Aaron Rodgers denies allegation he shared Sandy Hook conspiracy theories

New York Jets quarterback Aaron Rodgers said he has “never been of the opinion that the events” surrounding the mass shooting at Sandy Hook Elementary School did not take place. Rodgers’ statement comes one day after CNN reported that the quarterback shared debunked conspiracy theories about the shooting not being real.

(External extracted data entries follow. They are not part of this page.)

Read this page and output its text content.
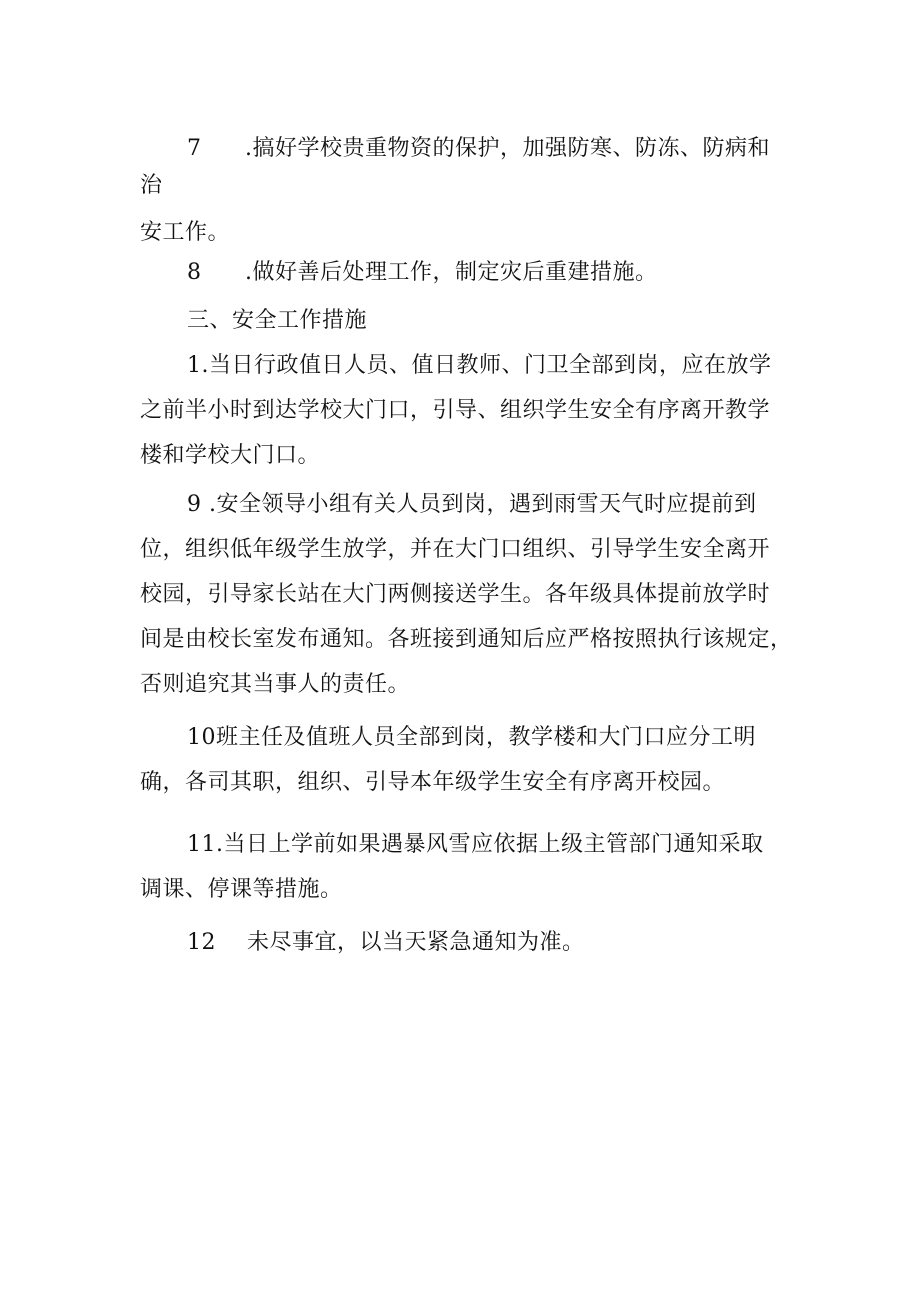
7 .搞好学校贵重物资的保护，加强防寒、防冻、防病和
治
安工作。
8 .做好善后处理工作，制定灾后重建措施。
三、安全工作措施
1.当日行政值日人员、值日教师、门卫全部到岗，应在放学
之前半小时到达学校大门口，引导、组织学生安全有序离开教学
楼和学校大门口。
9 .安全领导小组有关人员到岗，遇到雨雪天气时应提前到
位，组织低年级学生放学，并在大门口组织、引导学生安全离开
校园，引导家长站在大门两侧接送学生。各年级具体提前放学时
间是由校长室发布通知。各班接到通知后应严格按照执行该规定，
否则追究其当事人的责任。
10班主任及值班人员全部到岗，教学楼和大门口应分工明
确，各司其职，组织、引导本年级学生安全有序离开校园。
11.当日上学前如果遇暴风雪应依据上级主管部门通知采取
调课、停课等措施。
12 未尽事宜，以当天紧急通知为准。
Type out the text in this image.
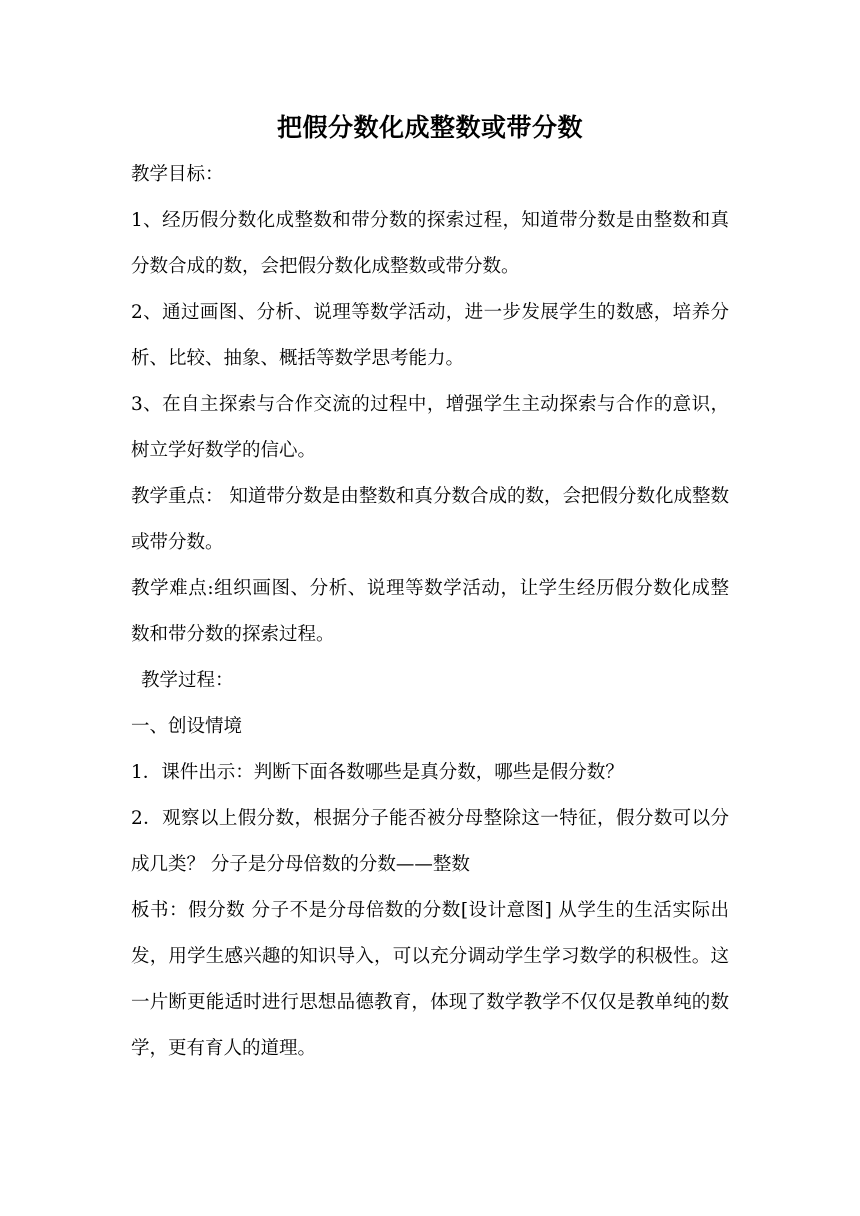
把假分数化成整数或带分数

教学目标：

1、经历假分数化成整数和带分数的探索过程，知道带分数是由整数和真分数合成的数，会把假分数化成整数或带分数。

2、通过画图、分析、说理等数学活动，进一步发展学生的数感，培养分析、比较、抽象、概括等数学思考能力。

3、在自主探索与合作交流的过程中，增强学生主动探索与合作的意识，树立学好数学的信心。

教学重点： 知道带分数是由整数和真分数合成的数，会把假分数化成整数或带分数。

教学难点:组织画图、分析、说理等数学活动，让学生经历假分数化成整数和带分数的探索过程。

教学过程：

一、创设情境

1．课件出示：判断下面各数哪些是真分数，哪些是假分数？

2．观察以上假分数，根据分子能否被分母整除这一特征，假分数可以分成几类？ 分子是分母倍数的分数——整数

板书：假分数 分子不是分母倍数的分数[设计意图] 从学生的生活实际出发，用学生感兴趣的知识导入，可以充分调动学生学习数学的积极性。这一片断更能适时进行思想品德教育，体现了数学教学不仅仅是教单纯的数学，更有育人的道理。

“As I’m on the record saying in the past, what happened in Sandy Hook was an absolute tragedy,” Rodgers wrote on X, formerly Twitter on Thursday. “I am not and have never been of the opinion that the events did not take place. Again, I hope that we learn from this and other tragedies to identify the signs that will allow us to prevent unnecessary loss of life. My thoughts and prayers continue to remain with the families affected along with the entire Sandy Hook community.”

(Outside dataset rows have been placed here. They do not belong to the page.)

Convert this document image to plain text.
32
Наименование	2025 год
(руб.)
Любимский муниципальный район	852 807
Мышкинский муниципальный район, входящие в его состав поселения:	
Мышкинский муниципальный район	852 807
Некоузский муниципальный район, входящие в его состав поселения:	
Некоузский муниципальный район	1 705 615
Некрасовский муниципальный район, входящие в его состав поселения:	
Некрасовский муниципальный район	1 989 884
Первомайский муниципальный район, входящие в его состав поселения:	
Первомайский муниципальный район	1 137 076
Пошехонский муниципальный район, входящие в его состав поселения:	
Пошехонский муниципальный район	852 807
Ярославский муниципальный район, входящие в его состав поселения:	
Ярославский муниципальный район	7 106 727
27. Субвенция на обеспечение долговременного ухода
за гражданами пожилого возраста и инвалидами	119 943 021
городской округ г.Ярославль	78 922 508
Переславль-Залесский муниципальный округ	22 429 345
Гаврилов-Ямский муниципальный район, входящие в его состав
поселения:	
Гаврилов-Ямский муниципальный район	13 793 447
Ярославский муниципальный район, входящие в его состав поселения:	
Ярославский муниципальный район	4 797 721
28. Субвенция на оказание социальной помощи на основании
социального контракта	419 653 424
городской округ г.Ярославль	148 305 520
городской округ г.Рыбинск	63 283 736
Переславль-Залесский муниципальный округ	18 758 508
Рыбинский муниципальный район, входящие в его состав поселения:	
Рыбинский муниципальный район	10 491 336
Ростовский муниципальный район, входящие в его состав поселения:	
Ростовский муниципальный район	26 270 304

Quotes by the quarterback shortly after the shooting, from the “Aaron Rodgers Show” on 540 ESPN Milwaukee, resurfaced this week.

“I hope that we can learn from this and learn from the signs more and not ever have something like this happen and keep this on our minds because these are things that affect all of us directly or indirectly and this needs to be something we learn from,” Rodgers said in a clip that was posted to YouTube by Fox6 News Milwaukee on July 11, 2013.

CNN reported that Rodgers, who was reportedly approached by United States presidential candidate Robert F. Kennedy Jr. about serving as his running mate on an independent ticket, told CNN journalist Pamela Brown in 2013 that the shooting was a government inside job and the media was intentionally ignoring it. According to the report, CNN spoke to another person who shared a similar story, saying that several years ago Rodgers said,  “Sandy Hook never happened … All those children never existed. They were all actors.”

The shooting in Newtown, Conn., at Sandy Hook Elementary took place on Dec. 14, 2012, and resulted in the deaths of 20 children and six adults.

On Wednesday, Pat McAfee shared that Rodgers was in Costa Rica on a trip to use the psychedelic drug ayahuasca this week as news about being a vice presidential candidate broke. Rodgers appeared in a photo shared by Miami Dolphins safety Jordan Poyer on Wednesday via Instagram.

It is not clear whether Rodgers has formally been offered the position. Kennedy told The New York Times he and Rodgers have been talking “pretty continuously” for the past month. Kennedy announced Wednesday that he will announce his running mate on March 26.

Rodgers, 40, has made controversial statements in the past, including implying on “The Pat McAfee Show” that late-night talk show host Jimmy Kimmel’s name would appear in court documents related to convicted sex offender Jeffrey Epstein.

Rodgers previously came under off-the-field scrutiny for comments regarding his COVID-19 vaccination status. Kennedy, 70, has also expressed skepticism regarding the COVID-19 vaccine.